Define contracts for <feature>. Provide request/response shapes (types, constraints, examples,
validation rules), endpoints (method, path, auth, params, responses/errors), and persistence
changes (schema deltas, migrations, back/forward compatibility, backfill/rollback strategy).

What you’ll get:

  • Contracts catalog and endpoint specs
  • Schema/migration plan with compatibility
  • Policies: versioning, pagination, idempotency, rate limits, error model

5) Validation plan (tests, non‑functional)

Prompt (single message):

Create a validation strategy for <feature>. Include Unit/Integration/E2E matrix, fixtures/data,
non‑functional checks (performance/security/resilience) with thresholds, observability plan
(signals/dashboards/alerts), rollout validation (canary/flags/smoke), and rollback triggers.

What you’ll get:

  • Validation plan mapped to acceptance
  • Observability and rollout checks
  • Clear rollback triggers and evidence

Exit criteria and handoffs

  • Spec complete: overview, goals/non‑goals, architecture, endpoints, data, risks, validation, rollout, decisions
  • Review sign‑offs across product/engineering/QA/security/data/ops
  • Implementation backlog: tasks, migrations, observability, spikes; milestones/owners
  • Compatibility and rollback plans documented

Quick reference

Prompt templates

Read with intention: Summarize current behavior and dependencies for <feature>; add a sequence diagram.
Plan the change: Goals/Non‑Goals, metrics, acceptance, milestones, risks/spikes, open questions.
Architecture sketch: Components/boundaries, critical sequence, error model, options matrix.
Contracts: Request/response shapes, endpoints, schema/migrations, compatibility and rollback.
Validation: Test matrix, non‑functional, observability, rollout validation, rollback triggers.

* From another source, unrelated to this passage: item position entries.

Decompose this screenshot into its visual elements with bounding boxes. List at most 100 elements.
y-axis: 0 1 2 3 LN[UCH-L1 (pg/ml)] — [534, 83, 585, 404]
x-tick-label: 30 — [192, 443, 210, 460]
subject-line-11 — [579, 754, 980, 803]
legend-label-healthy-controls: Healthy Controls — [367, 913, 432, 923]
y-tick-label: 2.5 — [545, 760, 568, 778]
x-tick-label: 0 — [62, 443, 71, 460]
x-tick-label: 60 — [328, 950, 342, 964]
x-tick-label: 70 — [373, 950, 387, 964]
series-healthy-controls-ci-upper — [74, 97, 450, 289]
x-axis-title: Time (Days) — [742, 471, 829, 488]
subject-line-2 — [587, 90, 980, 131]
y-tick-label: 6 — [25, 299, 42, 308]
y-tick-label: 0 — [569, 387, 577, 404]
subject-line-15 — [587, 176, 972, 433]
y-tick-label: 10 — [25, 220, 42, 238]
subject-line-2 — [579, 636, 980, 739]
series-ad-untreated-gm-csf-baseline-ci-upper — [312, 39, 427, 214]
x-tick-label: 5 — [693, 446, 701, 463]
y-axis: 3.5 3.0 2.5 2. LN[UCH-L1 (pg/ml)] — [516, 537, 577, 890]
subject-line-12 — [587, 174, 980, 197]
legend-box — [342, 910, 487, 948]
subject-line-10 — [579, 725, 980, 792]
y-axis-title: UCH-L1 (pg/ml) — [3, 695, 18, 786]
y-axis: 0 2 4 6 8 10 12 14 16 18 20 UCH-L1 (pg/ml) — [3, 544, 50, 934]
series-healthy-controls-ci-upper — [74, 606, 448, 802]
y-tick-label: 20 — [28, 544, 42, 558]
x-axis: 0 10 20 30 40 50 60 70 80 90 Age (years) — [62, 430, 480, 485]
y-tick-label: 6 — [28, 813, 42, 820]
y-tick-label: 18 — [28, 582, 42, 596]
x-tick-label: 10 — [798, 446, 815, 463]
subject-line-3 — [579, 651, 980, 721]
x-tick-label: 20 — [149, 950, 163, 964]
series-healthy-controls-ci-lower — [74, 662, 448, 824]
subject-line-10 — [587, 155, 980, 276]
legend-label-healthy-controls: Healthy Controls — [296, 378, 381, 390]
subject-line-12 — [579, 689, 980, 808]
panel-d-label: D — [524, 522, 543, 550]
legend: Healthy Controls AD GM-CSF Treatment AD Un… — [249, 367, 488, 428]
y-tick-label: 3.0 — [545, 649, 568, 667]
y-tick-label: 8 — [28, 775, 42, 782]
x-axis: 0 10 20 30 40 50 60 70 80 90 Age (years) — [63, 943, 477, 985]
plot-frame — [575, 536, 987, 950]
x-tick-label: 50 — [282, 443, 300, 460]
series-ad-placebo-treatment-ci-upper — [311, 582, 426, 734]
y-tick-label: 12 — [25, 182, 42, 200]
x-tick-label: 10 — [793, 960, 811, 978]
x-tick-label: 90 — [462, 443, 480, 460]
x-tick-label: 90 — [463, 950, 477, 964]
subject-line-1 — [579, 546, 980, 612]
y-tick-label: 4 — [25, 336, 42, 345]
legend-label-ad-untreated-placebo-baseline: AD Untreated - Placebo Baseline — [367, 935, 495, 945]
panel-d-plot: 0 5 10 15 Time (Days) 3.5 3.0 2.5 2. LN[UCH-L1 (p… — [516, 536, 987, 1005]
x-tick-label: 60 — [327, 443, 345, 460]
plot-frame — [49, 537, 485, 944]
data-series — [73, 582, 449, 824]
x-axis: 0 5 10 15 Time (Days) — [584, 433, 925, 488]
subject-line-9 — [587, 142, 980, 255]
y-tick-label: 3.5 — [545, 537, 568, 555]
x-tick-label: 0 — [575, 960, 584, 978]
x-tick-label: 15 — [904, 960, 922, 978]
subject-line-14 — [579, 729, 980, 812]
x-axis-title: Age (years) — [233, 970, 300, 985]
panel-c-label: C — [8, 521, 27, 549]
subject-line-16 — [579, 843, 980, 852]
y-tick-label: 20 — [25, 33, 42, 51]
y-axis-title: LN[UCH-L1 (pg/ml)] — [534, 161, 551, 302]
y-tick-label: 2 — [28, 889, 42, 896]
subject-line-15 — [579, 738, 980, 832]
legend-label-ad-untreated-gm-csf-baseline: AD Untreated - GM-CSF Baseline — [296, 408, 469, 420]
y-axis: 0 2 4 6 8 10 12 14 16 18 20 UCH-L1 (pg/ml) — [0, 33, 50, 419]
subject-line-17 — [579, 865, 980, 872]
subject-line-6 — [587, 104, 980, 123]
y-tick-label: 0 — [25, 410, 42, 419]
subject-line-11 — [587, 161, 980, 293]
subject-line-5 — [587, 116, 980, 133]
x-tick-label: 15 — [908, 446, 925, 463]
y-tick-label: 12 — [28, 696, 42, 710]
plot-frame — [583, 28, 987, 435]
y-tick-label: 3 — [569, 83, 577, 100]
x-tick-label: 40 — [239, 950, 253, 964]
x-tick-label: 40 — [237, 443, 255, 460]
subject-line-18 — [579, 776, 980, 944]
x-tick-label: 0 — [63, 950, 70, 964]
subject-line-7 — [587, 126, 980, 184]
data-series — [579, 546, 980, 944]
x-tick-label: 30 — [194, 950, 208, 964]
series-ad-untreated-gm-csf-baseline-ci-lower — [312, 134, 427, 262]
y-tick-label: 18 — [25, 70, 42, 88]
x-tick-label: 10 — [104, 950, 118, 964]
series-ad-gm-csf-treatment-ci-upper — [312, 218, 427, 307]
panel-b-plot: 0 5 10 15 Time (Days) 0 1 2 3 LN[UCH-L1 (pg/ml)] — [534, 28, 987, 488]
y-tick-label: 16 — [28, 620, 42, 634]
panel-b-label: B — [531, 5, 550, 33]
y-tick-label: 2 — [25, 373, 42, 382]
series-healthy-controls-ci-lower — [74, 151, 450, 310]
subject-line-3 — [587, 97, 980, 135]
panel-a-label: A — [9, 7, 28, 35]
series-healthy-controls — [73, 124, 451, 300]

Developer‑run verification (optional)

# Manage spec artifacts on a design branch
git switch -c design/<feature-slug>-spec
git add <spec-path> && git diff --staged && git commit -m "design: spec for <feature-slug>"

Closing note

Amp coordinates work from prompts and returns synthesized results—not raw logs. Keep specs concise, decisions explicit, and contracts testable to enable smooth handoffs into build.